TensorBoard可视化

为了更好的训练和优化模型,TensorFlow提供了一个可视化工具TensorBoard。TensorFlow可以有效的展示TensorFlow在运行过程中的计算图,各种指标随着时间的变化趋势以及训练中使用到的图像信息等。

1.TensorBoard简介

TensorBoard是TensorFlow的可视化工具,它可以通过TensorFlow程序运行过程中输出的日志文件可视化TensorFlow程序的运行状态,TensorBoard会自动读取最新的TensorFlow日志文件,并呈现当前TensorFlow程序运行的最新状态。

import tensorflow as tf

input1 = tf.constant([1.,2.,3.0],name='input1')
input2 = tf.Variable(tf.random_uniform([3]),name='input2')

output = tf.add_n([input1,input2],name='add')
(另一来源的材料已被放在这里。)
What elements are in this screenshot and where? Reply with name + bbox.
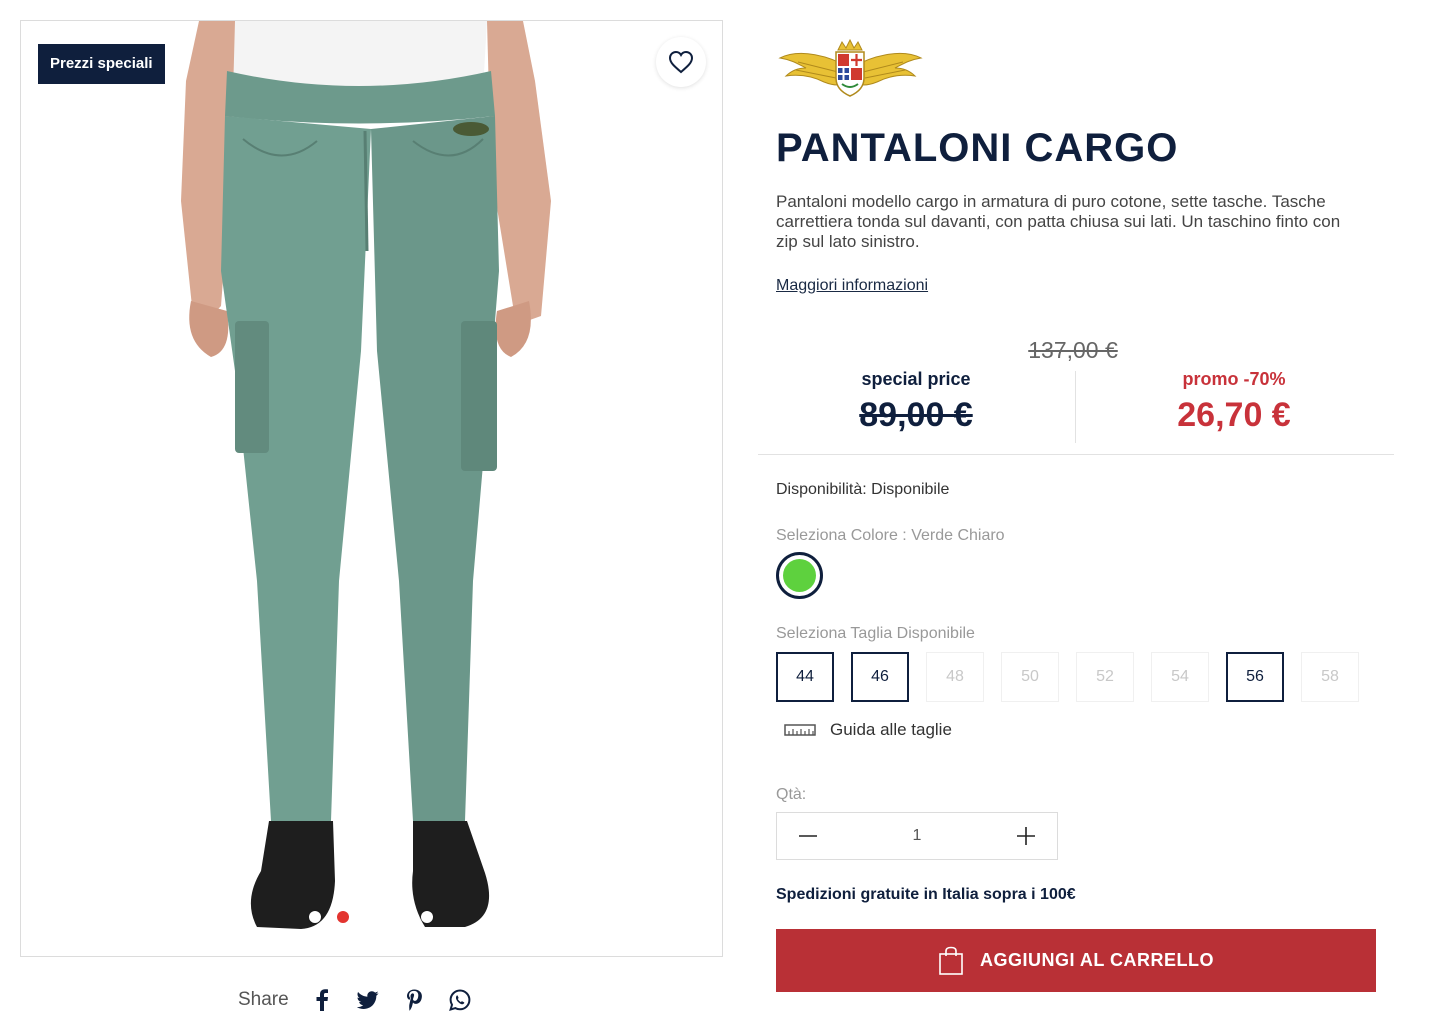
brand-logo bbox=[778, 38, 923, 97]
size-option-44[interactable]: 44 bbox=[776, 652, 834, 702]
quantity-input[interactable] bbox=[877, 827, 957, 845]
product-photo bbox=[181, 21, 551, 929]
size-option-46[interactable]: 46 bbox=[851, 652, 909, 702]
more-info-link[interactable]: Maggiori informazioni bbox=[776, 277, 928, 295]
color-label: Seleziona Colore : Verde Chiaro bbox=[776, 527, 1005, 544]
ruler-icon bbox=[784, 724, 816, 736]
price-divider bbox=[1075, 371, 1076, 443]
swatch-fill bbox=[783, 559, 816, 592]
carousel-dot-active[interactable] bbox=[337, 911, 349, 923]
promo-label: promo -70% bbox=[1182, 369, 1286, 389]
carousel-dot[interactable] bbox=[309, 911, 321, 923]
special-price-badge: Prezzi speciali bbox=[38, 44, 165, 84]
pinterest-icon[interactable] bbox=[403, 989, 425, 1011]
carousel-dots bbox=[309, 911, 433, 923]
size-option-50: 50 bbox=[1001, 652, 1059, 702]
quantity-stepper bbox=[776, 812, 1058, 860]
share-bar: Share bbox=[238, 985, 495, 1015]
original-price: 137,00 € bbox=[1028, 337, 1118, 363]
size-selector: 44 46 48 50 52 54 56 58 bbox=[776, 652, 1359, 702]
carousel-dot[interactable] bbox=[421, 911, 433, 923]
special-price-value: 89,00 € bbox=[859, 396, 973, 434]
color-swatch-verde-chiaro[interactable] bbox=[776, 552, 823, 599]
special-price-column: special price 89,00 € bbox=[766, 369, 1066, 435]
increase-quantity-button[interactable] bbox=[1013, 823, 1039, 849]
size-guide-link[interactable]: Guida alle taglie bbox=[784, 720, 952, 740]
facebook-icon[interactable] bbox=[311, 989, 333, 1011]
price-block: 137,00 € special price 89,00 € promo -70… bbox=[758, 335, 1394, 455]
heart-icon bbox=[668, 50, 694, 74]
special-price-label: special price bbox=[861, 369, 971, 389]
twitter-icon[interactable] bbox=[356, 989, 379, 1011]
availability-text: Disponibilità: Disponibile bbox=[776, 481, 950, 498]
size-option-48: 48 bbox=[926, 652, 984, 702]
size-label: Seleziona Taglia Disponibile bbox=[776, 625, 975, 642]
minus-icon bbox=[799, 835, 817, 837]
free-shipping-note: Spedizioni gratuite in Italia sopra i 10… bbox=[776, 886, 1076, 903]
decrease-quantity-button[interactable] bbox=[795, 823, 821, 849]
size-option-52: 52 bbox=[1076, 652, 1134, 702]
promo-price-value: 26,70 € bbox=[1177, 396, 1291, 434]
product-gallery: Prezzi speciali bbox=[20, 20, 723, 957]
add-to-cart-button[interactable]: AGGIUNGI AL CARRELLO bbox=[776, 929, 1376, 992]
share-label: Share bbox=[238, 989, 289, 1010]
promo-price-column: promo -70% 26,70 € bbox=[1084, 369, 1384, 435]
quantity-label: Qtà: bbox=[776, 786, 807, 803]
shopping-bag-icon bbox=[939, 946, 963, 975]
product-title: PANTALONI CARGO bbox=[776, 126, 1179, 170]
size-option-56[interactable]: 56 bbox=[1226, 652, 1284, 702]
size-guide-label: Guida alle taglie bbox=[830, 720, 952, 739]
size-option-54: 54 bbox=[1151, 652, 1209, 702]
wishlist-button[interactable] bbox=[656, 37, 706, 87]
plus-icon bbox=[1017, 827, 1035, 845]
add-to-cart-label: AGGIUNGI AL CARRELLO bbox=[980, 950, 1214, 970]
size-option-58: 58 bbox=[1301, 652, 1359, 702]
whatsapp-icon[interactable] bbox=[448, 989, 471, 1011]
product-description: Pantaloni modello cargo in armatura di p… bbox=[776, 192, 1341, 251]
#生成一个日志的writer,并将当前的TensoFlow计算图写入日志,TF提供了多种些日志文件的API

writer = tf.summary.FileWriter('path/log',tf.get_default_graph())
writer.close()

在终端中运行tensorboard --logdir=path/log默认端口号为6006,在浏览器中输入localhost:6006,会看到如下结果

tb1 图1:使用TensorBoard可视化向量相加程序TensorFlow计算图结果

可以看到界面上方有SCALARS, IMAGES, AUDIO, GRAPHS, DISTRIBUTIONS, HISTOGRAMS, EMBEDDINGS, TEXT,TensorBoard 中每一栏都对应了一类信息的可视化结果,后边会讲每一部分的功能。


2. TensorFlow计算图可视化

TensorBoard可视化得到的图并不仅是将TensorFlow计算图中的节点和边直接可视化,它会根据每个TensorFlow计算节点的命名空间来整理可视化得到的效果图,使得神经网络的整体结构不会被过多的细节所淹没。

  • 命名空间与TensorBoard图上节点

TensorFlow计算图中同一个命名空间下的所有节点会被缩略成一个节点,只有顶层的命名空间中的节点才会被显示在tensorBoard可视化效果图上。

import tensorflow as tf 

with tf.name_scope('input1'):
    input1 = tf.constant([1.,2.,3.],name='input1')
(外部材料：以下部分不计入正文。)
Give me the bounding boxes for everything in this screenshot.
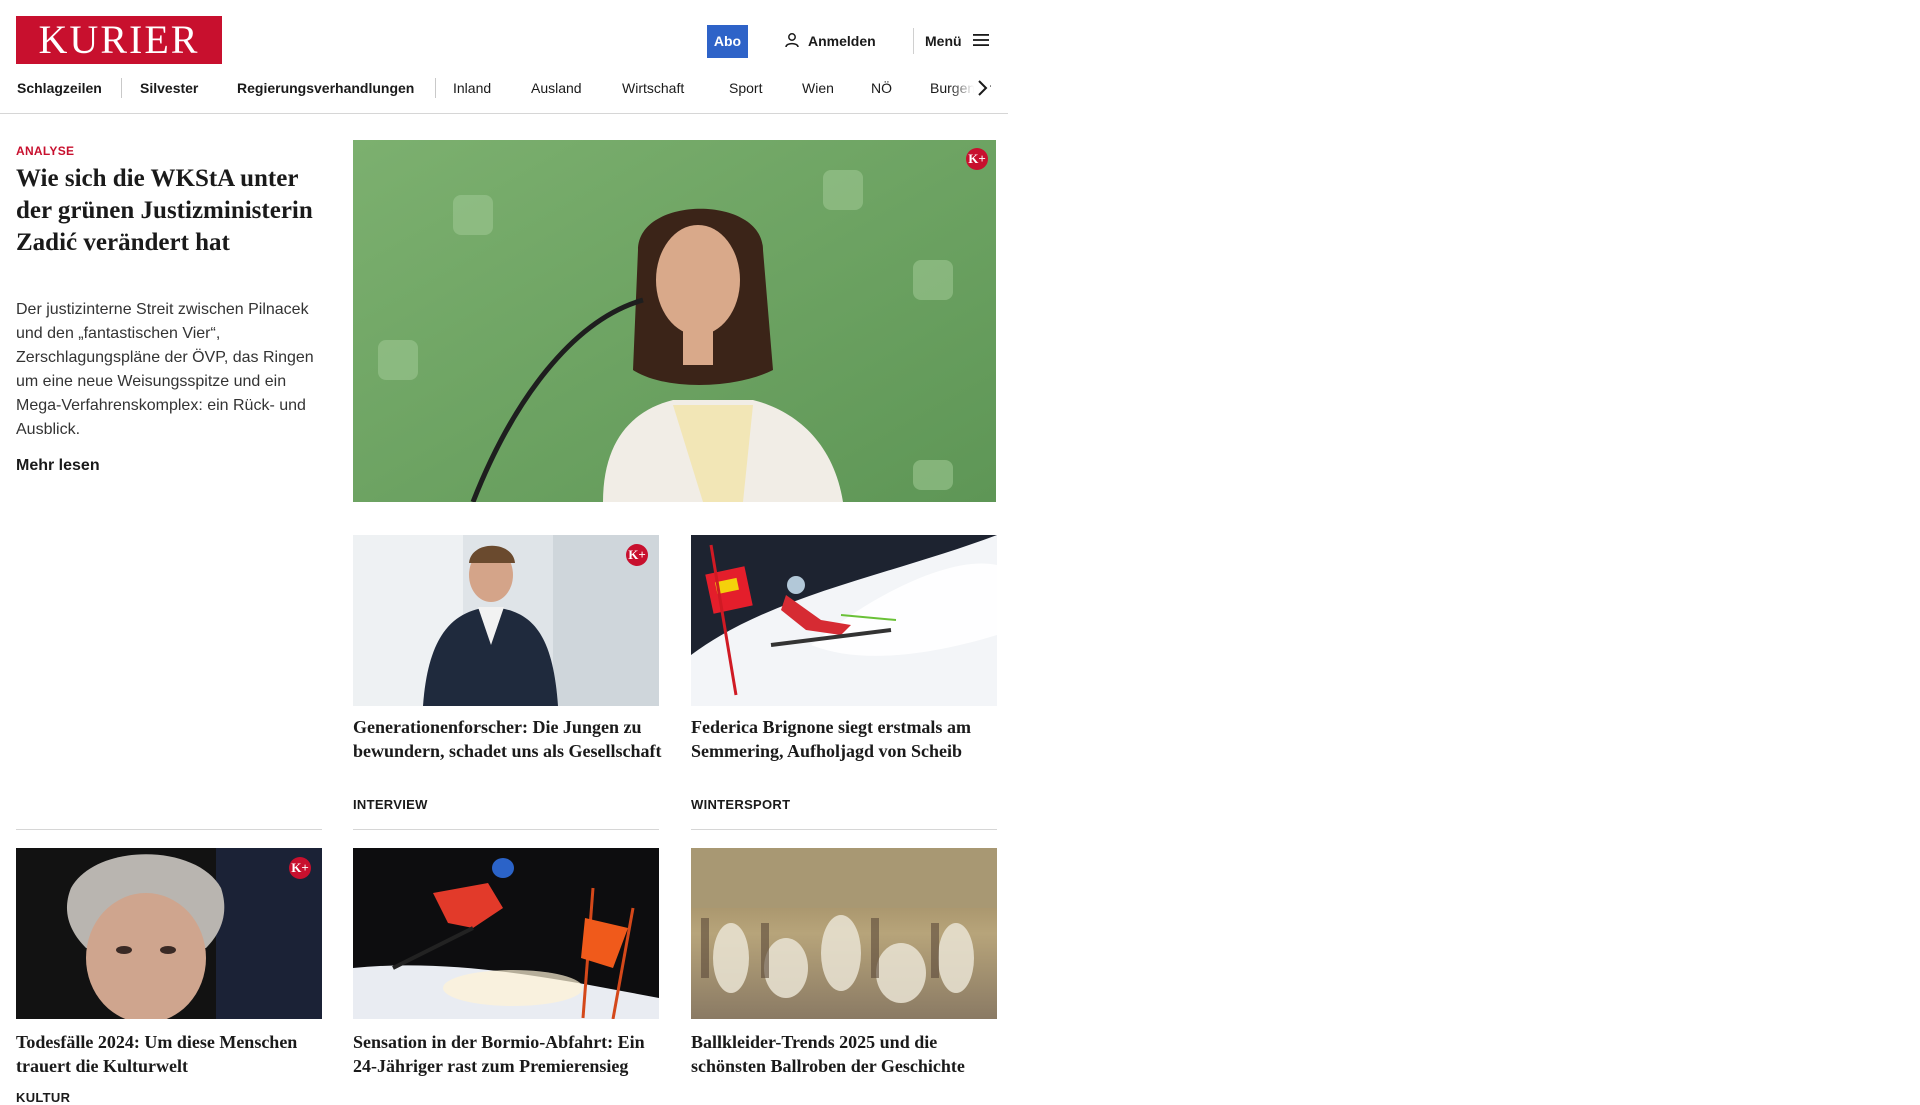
nav-separator — [121, 78, 122, 98]
header-divider — [913, 28, 914, 54]
card-category: INTERVIEW — [353, 797, 428, 812]
nav-item-inland[interactable]: Inland — [453, 78, 491, 98]
card-title[interactable]: Federica Brignone siegt erstmals am Semm… — [691, 715, 1001, 763]
lead-image[interactable]: K+ — [353, 140, 996, 502]
nav-item-silvester[interactable]: Silvester — [140, 78, 198, 98]
nav-item-wirtschaft[interactable]: Wirtschaft — [622, 78, 684, 98]
row-divider — [16, 829, 322, 830]
lead-title[interactable]: Wie sich die WKStA un­ter der grünen Jus… — [16, 163, 316, 259]
card-image[interactable] — [353, 848, 659, 1019]
card-image[interactable]: K+ — [16, 848, 322, 1019]
login-button[interactable]: Anmelden — [784, 30, 876, 52]
user-icon — [784, 32, 800, 51]
lead-teaser: Der justizinterne Streit zwischen Pilnac… — [16, 301, 314, 438]
nav-divider — [0, 113, 1008, 114]
section-nav: Schlagzeilen Silvester Regierungsverhand… — [16, 78, 991, 98]
chevron-right-icon[interactable] — [974, 78, 990, 98]
card-title[interactable]: Generationenforscher: Die Jungen zu bewu… — [353, 715, 663, 763]
hamburger-icon — [972, 33, 990, 50]
abo-button[interactable]: Abo — [707, 25, 748, 58]
lead-kicker: ANALYSE — [16, 144, 75, 158]
card-image[interactable] — [691, 848, 997, 1019]
row-divider — [691, 829, 997, 830]
nav-item-wien[interactable]: Wien — [802, 78, 834, 98]
nav-item-schlagzeilen[interactable]: Schlagzeilen — [17, 78, 102, 98]
k-plus-badge: K+ — [966, 148, 988, 170]
k-plus-badge: K+ — [289, 857, 311, 879]
menu-button[interactable]: Menü — [925, 30, 990, 52]
k-plus-badge: K+ — [626, 544, 648, 566]
card-image[interactable]: K+ — [353, 535, 659, 706]
row-divider — [353, 829, 659, 830]
card-image[interactable] — [691, 535, 997, 706]
nav-separator — [435, 78, 436, 98]
card-category: KULTUR — [16, 1090, 71, 1105]
nav-item-regierungsverhandlungen[interactable]: Regierungsverhandlungen — [237, 78, 414, 98]
card-title[interactable]: Ballkleider-Trends 2025 und die schönste… — [691, 1030, 1001, 1078]
menu-label: Menü — [925, 33, 962, 49]
nav-item-sport[interactable]: Sport — [729, 78, 762, 98]
card-title[interactable]: Todesfälle 2024: Um diese Men­schen trau… — [16, 1030, 316, 1078]
card-title[interactable]: Sensation in der Bormio-Abfahrt: Ein 24-… — [353, 1030, 663, 1078]
read-more-link[interactable]: Mehr lesen — [16, 457, 100, 475]
nav-item-ausland[interactable]: Ausland — [531, 78, 582, 98]
login-label: Anmelden — [808, 33, 876, 49]
card-category: WINTERSPORT — [691, 797, 791, 812]
kurier-logo[interactable]: KURIER — [16, 16, 222, 64]
nav-item-noe[interactable]: NÖ — [871, 78, 892, 98]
with tf.name_scope('input2'):
    input2 = tf.Variable(tf.random_uniform([3]),name='input2')
output = tf.add_n([input1,input2],name='add')

writer = tf.summary.FileWriter('log1',tf.get_default_graph())
writer.close()

tensoboard --logdir=path/log,对比与图1的区别

tb2 图2:改进后的加法程序TensorFlow计算图上的可视化效果图

  • 节点信息

TensorBoard可以展示TensorFlow计算图上每个节点的基本信息以及运行时消耗的时间和空间。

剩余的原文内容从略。